1961: Participation au ler Festival Fluxus de Wiesbaden. Rencontre avec Georges Maciunas et Wolf Vostell.
1963: Participation à " Music and Electronic T.V. ", Galerie Parnasse, Wuppertal.
1964: Voyage au Japon - Rencontre avec Shuya Abe - Construction du robot, puis du synthétiseur Abe-Paik.
Voyage à New York- Rencontre avec Charlotte Moorman.
1965: Tournée en Europe avec Charlotte Moorman.Réalisation de la 1re bande " Café Gogo "à New York sur portapack Sony.
Participe au Festival d'avant garde de New York.
1967: Exposition à la Howard Wise Gallery, New York.
1968: Exposition Électronic Art II, Galerie Bonino, New York.
1969: Exposition " T.V. as a creative medium ", Howard Wise Gallery, New York.
1970: Happening Fluxus à la Kunstverein de Cologne.
1971: Concerto pour violoncelle et bandes vidéo avec C. Moorman.
1972: Consttuction de " T.V. Bra for a living sculpture ". " T.V. Bed " , projet vidéo pour Charlotte Moorman.
1973: Réalisation de " Global Groove ".
1974: " Videa & Videology ", Everson Museum, Syracuse (N.Y.)
Réalisation de " Video Bouddha " et de " T.V. Cello " .
Réalisation de " A tribute to John Cage ".
1975: " Suite 212 " (présentée sur le Channel 13 de la W.N.E.T.).

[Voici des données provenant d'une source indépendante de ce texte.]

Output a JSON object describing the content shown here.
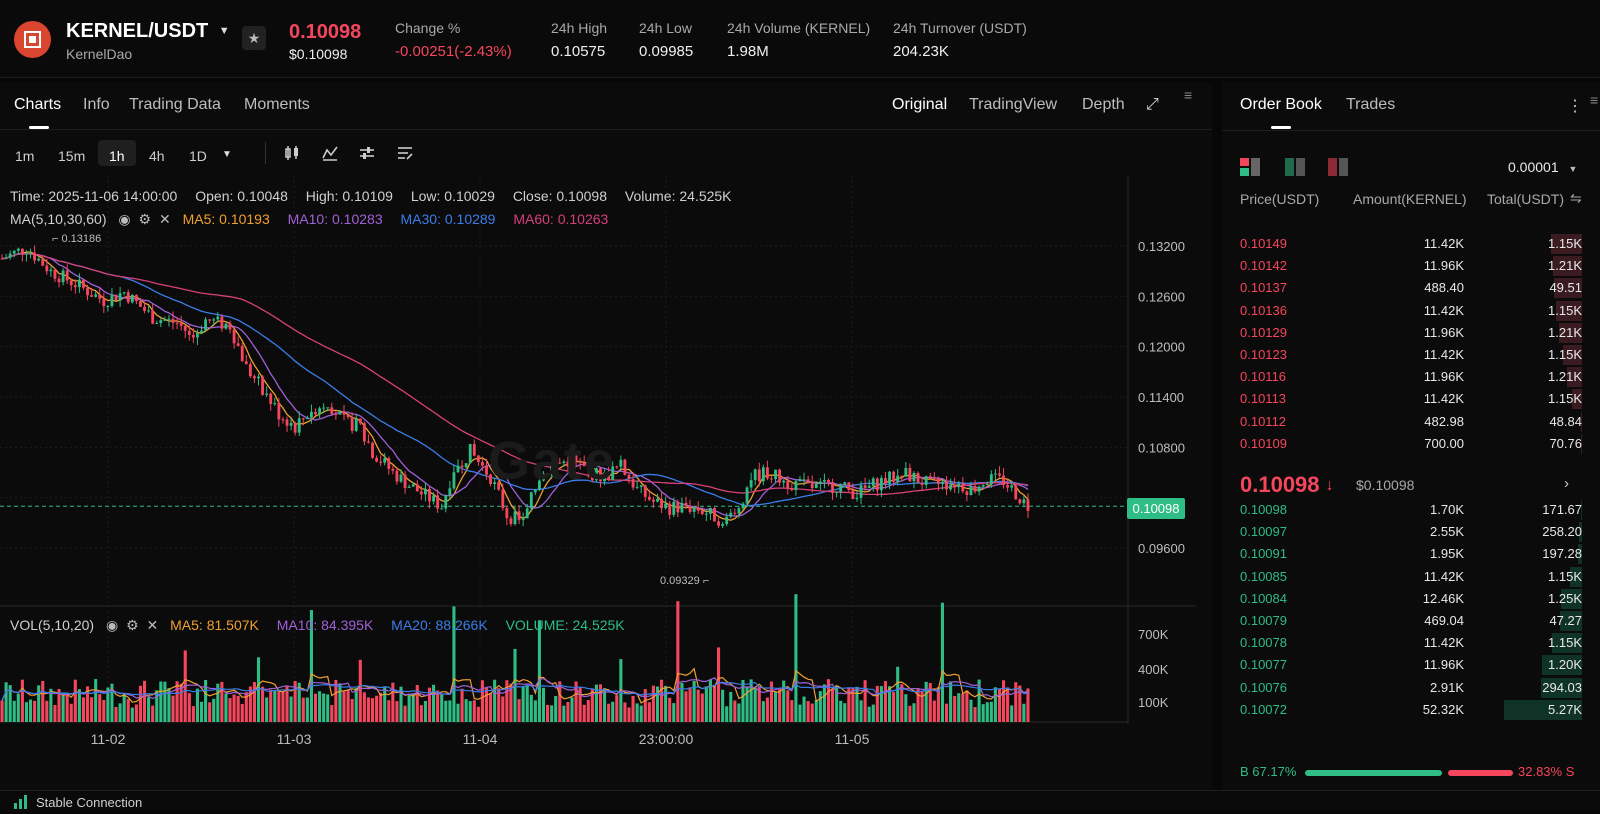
{
  "header": {
    "pair": "KERNEL/USDT",
    "project": "KernelDao",
    "price": "0.10098",
    "price_usd": "$0.10098",
    "stats": [
      {
        "label": "Change %",
        "value": "-0.00251(-2.43%)",
        "color": "#f6465d"
      },
      {
        "label": "24h High",
        "value": "0.10575"
      },
      {
        "label": "24h Low",
        "value": "0.09985"
      },
      {
        "label": "24h Volume (KERNEL)",
        "value": "1.98M"
      },
      {
        "label": "24h Turnover (USDT)",
        "value": "204.23K"
      }
    ]
  },
  "chart_tabs": [
    "Charts",
    "Info",
    "Trading Data",
    "Moments"
  ],
  "chart_views": [
    "Original",
    "TradingView",
    "Depth"
  ],
  "timeframes": [
    "1m",
    "15m",
    "1h",
    "4h",
    "1D"
  ],
  "active_timeframe": "1h",
  "ohlc": {
    "time": "Time: 2025-11-06 14:00:00",
    "open": "Open: 0.10048",
    "high": "High: 0.10109",
    "low": "Low: 0.10029",
    "close": "Close: 0.10098",
    "volume": "Volume: 24.525K"
  },
  "ma": {
    "label": "MA(5,10,30,60)",
    "ma5": "MA5: 0.10193",
    "ma10": "MA10: 0.10283",
    "ma30": "MA30: 0.10289",
    "ma60": "MA60: 0.10263"
  },
  "vol": {
    "label": "VOL(5,10,20)",
    "ma5": "MA5: 81.507K",
    "ma10": "MA10: 84.395K",
    "ma20": "MA20: 88.266K",
    "volume": "VOLUME: 24.525K"
  },
  "chart_data": {
    "type": "candlestick",
    "price_ticks": [
      "0.13200",
      "0.12600",
      "0.12000",
      "0.11400",
      "0.10800",
      "0.09600"
    ],
    "volume_ticks": [
      "700K",
      "400K",
      "100K"
    ],
    "time_labels": [
      "11-02",
      "11-03",
      "11-04",
      "23:00:00",
      "11-05"
    ],
    "current_price": "0.10098",
    "high_marker": "0.13186",
    "low_marker": "0.09329",
    "watermark": "Gate",
    "colors": {
      "up": "#2ebd85",
      "down": "#f6465d",
      "ma5": "#f0a030",
      "ma10": "#a060d8",
      "ma30": "#3b7de8",
      "ma60": "#d8407a"
    }
  },
  "orderbook": {
    "tabs": [
      "Order Book",
      "Trades"
    ],
    "precision": "0.00001",
    "headers": [
      "Price(USDT)",
      "Amount(KERNEL)",
      "Total(USDT)"
    ],
    "asks": [
      {
        "price": "0.10149",
        "amount": "11.42K",
        "total": "1.15K",
        "depth": 0.3
      },
      {
        "price": "0.10142",
        "amount": "11.96K",
        "total": "1.21K",
        "depth": 0.28
      },
      {
        "price": "0.10137",
        "amount": "488.40",
        "total": "49.51",
        "depth": 0.27
      },
      {
        "price": "0.10136",
        "amount": "11.42K",
        "total": "1.15K",
        "depth": 0.25
      },
      {
        "price": "0.10129",
        "amount": "11.96K",
        "total": "1.21K",
        "depth": 0.22
      },
      {
        "price": "0.10123",
        "amount": "11.42K",
        "total": "1.15K",
        "depth": 0.18
      },
      {
        "price": "0.10116",
        "amount": "11.96K",
        "total": "1.21K",
        "depth": 0.14
      },
      {
        "price": "0.10113",
        "amount": "11.42K",
        "total": "1.15K",
        "depth": 0.1
      },
      {
        "price": "0.10112",
        "amount": "482.98",
        "total": "48.84",
        "depth": 0.01
      },
      {
        "price": "0.10109",
        "amount": "700.00",
        "total": "70.76",
        "depth": 0.01
      }
    ],
    "mid_price": "0.10098",
    "mid_usd": "$0.10098",
    "bids": [
      {
        "price": "0.10098",
        "amount": "1.70K",
        "total": "171.67",
        "depth": 0.01
      },
      {
        "price": "0.10097",
        "amount": "2.55K",
        "total": "258.20",
        "depth": 0.03
      },
      {
        "price": "0.10091",
        "amount": "1.95K",
        "total": "197.28",
        "depth": 0.04
      },
      {
        "price": "0.10085",
        "amount": "11.42K",
        "total": "1.15K",
        "depth": 0.12
      },
      {
        "price": "0.10084",
        "amount": "12.46K",
        "total": "1.25K",
        "depth": 0.2
      },
      {
        "price": "0.10079",
        "amount": "469.04",
        "total": "47.27",
        "depth": 0.21
      },
      {
        "price": "0.10078",
        "amount": "11.42K",
        "total": "1.15K",
        "depth": 0.29
      },
      {
        "price": "0.10077",
        "amount": "11.96K",
        "total": "1.20K",
        "depth": 0.38
      },
      {
        "price": "0.10076",
        "amount": "2.91K",
        "total": "294.03",
        "depth": 0.39
      },
      {
        "price": "0.10072",
        "amount": "52.32K",
        "total": "5.27K",
        "depth": 0.75
      }
    ],
    "buy_ratio": "B 67.17%",
    "sell_ratio": "32.83% S",
    "buy_pct": 67.17
  },
  "status": "Stable Connection"
}
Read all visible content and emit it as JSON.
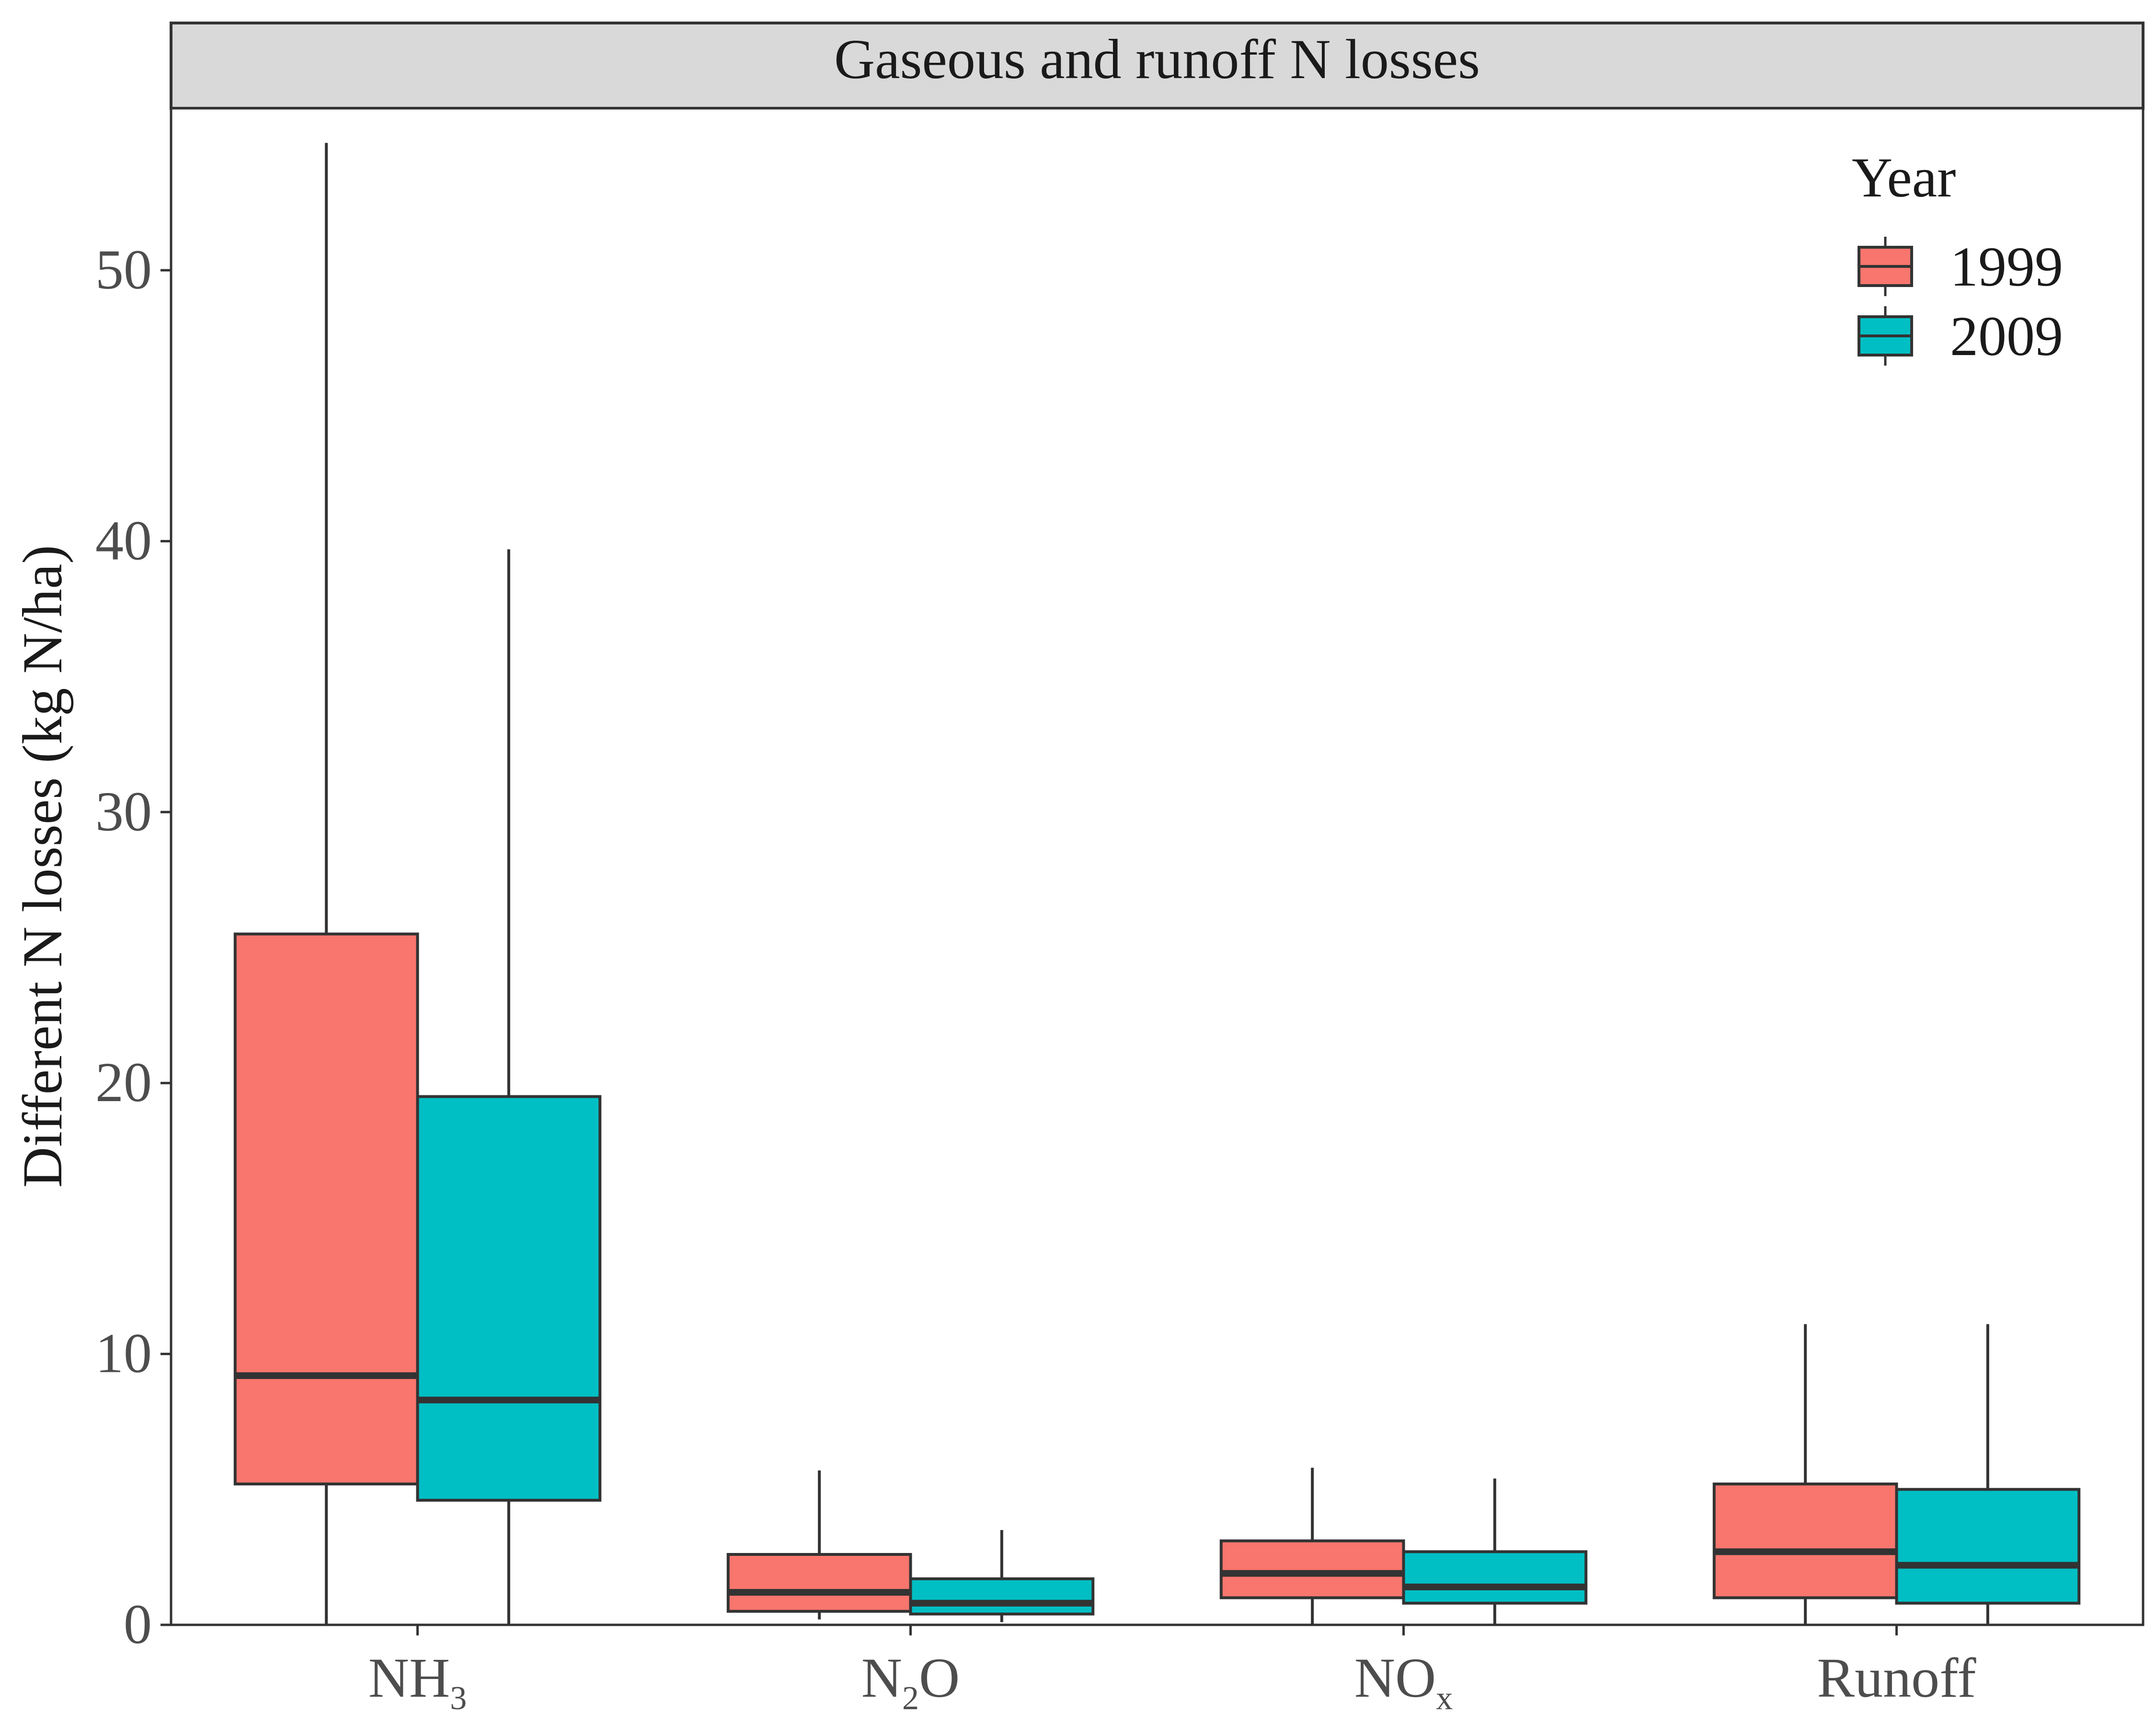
{
  "chart_data": {
    "type": "box",
    "strip_title": "Gaseous and runoff N losses",
    "ylabel": "Different N losses (kg N/ha)",
    "xlabel": "",
    "ylim": [
      0,
      56
    ],
    "y_ticks": [
      "0",
      "10",
      "20",
      "30",
      "40",
      "50"
    ],
    "categories": [
      {
        "base": "NH",
        "sub": "3",
        "rest": ""
      },
      {
        "base": "N",
        "sub": "2",
        "rest": "O"
      },
      {
        "base": "NO",
        "sub": "x",
        "rest": ""
      },
      {
        "base": "Runoff",
        "sub": "",
        "rest": ""
      }
    ],
    "grid": false,
    "legend_position": "top-right",
    "legend_title": "Year",
    "series": [
      {
        "name": "1999",
        "color": "#F8766D",
        "boxes": [
          {
            "whisker_low": 0.0,
            "q1": 5.2,
            "median": 9.2,
            "q3": 25.5,
            "whisker_high": 54.7
          },
          {
            "whisker_low": 0.2,
            "q1": 0.5,
            "median": 1.2,
            "q3": 2.6,
            "whisker_high": 5.7
          },
          {
            "whisker_low": 0.0,
            "q1": 1.0,
            "median": 1.9,
            "q3": 3.1,
            "whisker_high": 5.8
          },
          {
            "whisker_low": 0.0,
            "q1": 1.0,
            "median": 2.7,
            "q3": 5.2,
            "whisker_high": 11.1
          }
        ]
      },
      {
        "name": "2009",
        "color": "#00BFC4",
        "boxes": [
          {
            "whisker_low": 0.0,
            "q1": 4.6,
            "median": 8.3,
            "q3": 19.5,
            "whisker_high": 39.7
          },
          {
            "whisker_low": 0.1,
            "q1": 0.4,
            "median": 0.8,
            "q3": 1.7,
            "whisker_high": 3.5
          },
          {
            "whisker_low": 0.0,
            "q1": 0.8,
            "median": 1.4,
            "q3": 2.7,
            "whisker_high": 5.4
          },
          {
            "whisker_low": 0.0,
            "q1": 0.8,
            "median": 2.2,
            "q3": 5.0,
            "whisker_high": 11.1
          }
        ]
      }
    ]
  }
}
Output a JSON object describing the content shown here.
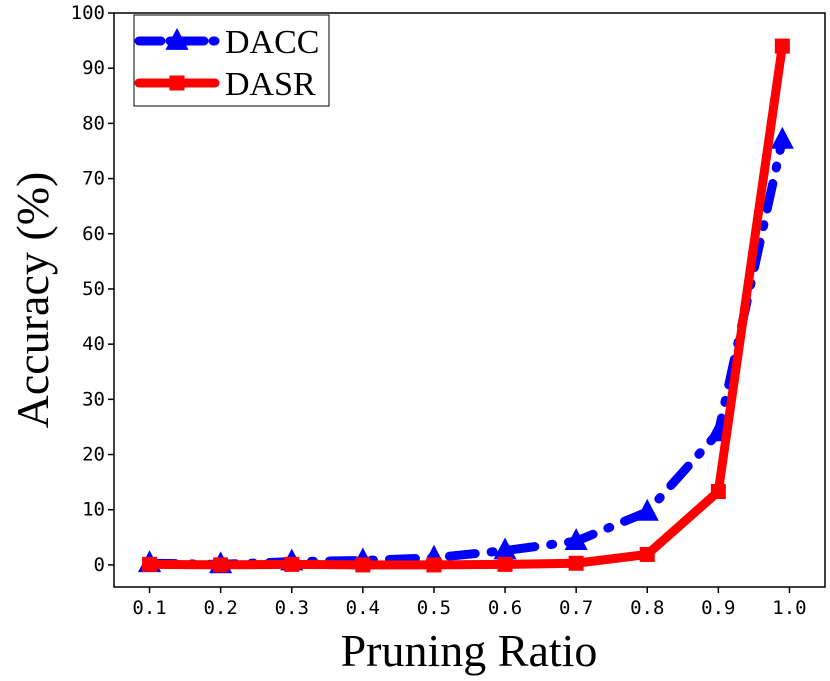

1976: " Fish flies in the sky ", Galerie Bonino.
" Guadalcanal Requiem ".
" Moon is the oldest T.V. "-Installation Galerie René Block N.Y.
1977: Rétrospective-Stedeilik Museum, Amsterdam.
1978: Rétrospective A.R.C., Musée d'Art moderne de la Ville de Paris.
Installation " Video gardens ", Centre Pompidou, Paris.
1982: Rétrospective Whitney Museum, New York.
Prix spécial du Festival d'art vidéo de Locarno.
" Allen and Allan's complaint " .
1983: Installation tricolorvidéo (300 moniteurs) Centre Pompidou.